Americans think college tuition is rising out of control. But it would be more accurate to say that tuition rates are dishonest and indecipherable. They are distorted by a system that deliberately lists tuition levels much higher than what students p...
www.nationalaffairs.com
Here's a good excerpt if you don't feel like reading the whole thing.
"Nobody in higher education wants to participate in the system of fake prices and fake scholarships anymore, but nobody can figure out how to escape from it. A tale of two colleges — Able and Baker — will show why honest pricing is nearly impossible to sustain in this environment.
Let's say Able College decides to stop publishing a false cost of attendance of $55,000, opting instead to advertise an honest price of $25,000, which is what most of its students actually pay. Nearby Baker College, meanwhile, keeps its sticker price at $55,000, though nobody pays more than $25,000 there, either.

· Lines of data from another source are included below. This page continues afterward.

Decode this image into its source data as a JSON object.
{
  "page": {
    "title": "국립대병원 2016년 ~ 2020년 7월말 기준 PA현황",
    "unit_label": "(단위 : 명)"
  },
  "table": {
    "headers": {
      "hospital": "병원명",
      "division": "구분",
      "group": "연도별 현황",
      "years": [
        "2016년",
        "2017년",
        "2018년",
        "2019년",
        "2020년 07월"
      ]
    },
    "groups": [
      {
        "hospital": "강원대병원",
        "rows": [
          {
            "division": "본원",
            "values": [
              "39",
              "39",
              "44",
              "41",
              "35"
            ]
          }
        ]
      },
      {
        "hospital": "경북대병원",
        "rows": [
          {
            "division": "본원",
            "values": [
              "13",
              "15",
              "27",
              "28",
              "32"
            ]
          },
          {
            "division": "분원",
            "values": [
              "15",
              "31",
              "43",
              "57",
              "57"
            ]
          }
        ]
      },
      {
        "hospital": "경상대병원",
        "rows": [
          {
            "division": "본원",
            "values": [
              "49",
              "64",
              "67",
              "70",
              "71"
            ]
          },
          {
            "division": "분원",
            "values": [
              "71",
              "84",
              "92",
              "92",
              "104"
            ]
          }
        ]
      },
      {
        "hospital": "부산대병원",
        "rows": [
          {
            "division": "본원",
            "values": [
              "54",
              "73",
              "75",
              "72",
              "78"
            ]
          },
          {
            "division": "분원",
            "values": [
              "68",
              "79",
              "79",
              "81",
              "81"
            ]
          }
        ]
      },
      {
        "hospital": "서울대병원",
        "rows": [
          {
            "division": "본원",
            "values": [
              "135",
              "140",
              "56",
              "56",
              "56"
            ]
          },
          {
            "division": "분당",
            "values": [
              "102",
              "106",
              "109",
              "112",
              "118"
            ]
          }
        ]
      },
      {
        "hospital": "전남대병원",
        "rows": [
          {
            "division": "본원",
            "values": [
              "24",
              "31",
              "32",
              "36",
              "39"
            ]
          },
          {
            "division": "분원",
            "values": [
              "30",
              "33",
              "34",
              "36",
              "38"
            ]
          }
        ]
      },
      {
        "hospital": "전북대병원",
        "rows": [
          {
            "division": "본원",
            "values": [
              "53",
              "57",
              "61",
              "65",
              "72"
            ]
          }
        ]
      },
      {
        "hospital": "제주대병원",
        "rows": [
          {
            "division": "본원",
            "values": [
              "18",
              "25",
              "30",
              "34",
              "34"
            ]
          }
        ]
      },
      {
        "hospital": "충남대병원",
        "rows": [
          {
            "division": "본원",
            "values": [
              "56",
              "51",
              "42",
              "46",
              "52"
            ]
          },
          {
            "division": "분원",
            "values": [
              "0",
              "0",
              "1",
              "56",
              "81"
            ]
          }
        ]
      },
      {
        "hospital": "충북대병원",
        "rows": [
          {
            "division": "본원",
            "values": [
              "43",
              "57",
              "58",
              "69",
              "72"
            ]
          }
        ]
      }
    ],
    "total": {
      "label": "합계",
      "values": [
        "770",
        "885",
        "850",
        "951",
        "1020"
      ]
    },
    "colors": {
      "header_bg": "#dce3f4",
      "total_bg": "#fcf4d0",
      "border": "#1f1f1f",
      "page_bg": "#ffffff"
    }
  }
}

Able's board may think it has done the right thing, and maybe it has. But board members are courting enrollment disaster. When Johnny is admitted to Able, he receives no scholarship; Able has already eliminated the fake $30,000 in tuition it was never able to charge, so it simply asks Johnny to pay $25,000 to attend the school. But when Johnny is admitted to Baker, he receives not only a letter of admission, but a $30,000-per-year "merit scholarship" on cream-colored cardstock with effusive language about his intellect and character (though nothing about his athletic abilities, since that would violate NCAA rules). Baker tells Johnny that his exceptional skill has earned him "$120,000 over four years." Johnny's parents and grandparents proudly tell their friends about "how much money Baker gave to Johnny," and Johnny chooses to attend Baker over Able.
To be clear, the offer is identical in both cases; it's just that Baker's actual annual cost of $25,000 is dressed up in an illusory $30,000 premium and an offsetting $30,000 scholarship. In most cases, Johnny is an unremarkable student, and the same "merit scholarship" letters go out to most of Baker College's admitted students. Johnny and his family might see that the "offer" from Able is the same as Baker's, but they invariably feel that Baker is the more prestigious option because of its (fake) high price, and that Baker "wants Johnny more" because of its generous scholarship offer. Able has unilaterally disarmed itself in the phantom-scholarship wars.
The cultural forces involved are so powerful that even the best institutions with the best of intentions must bend."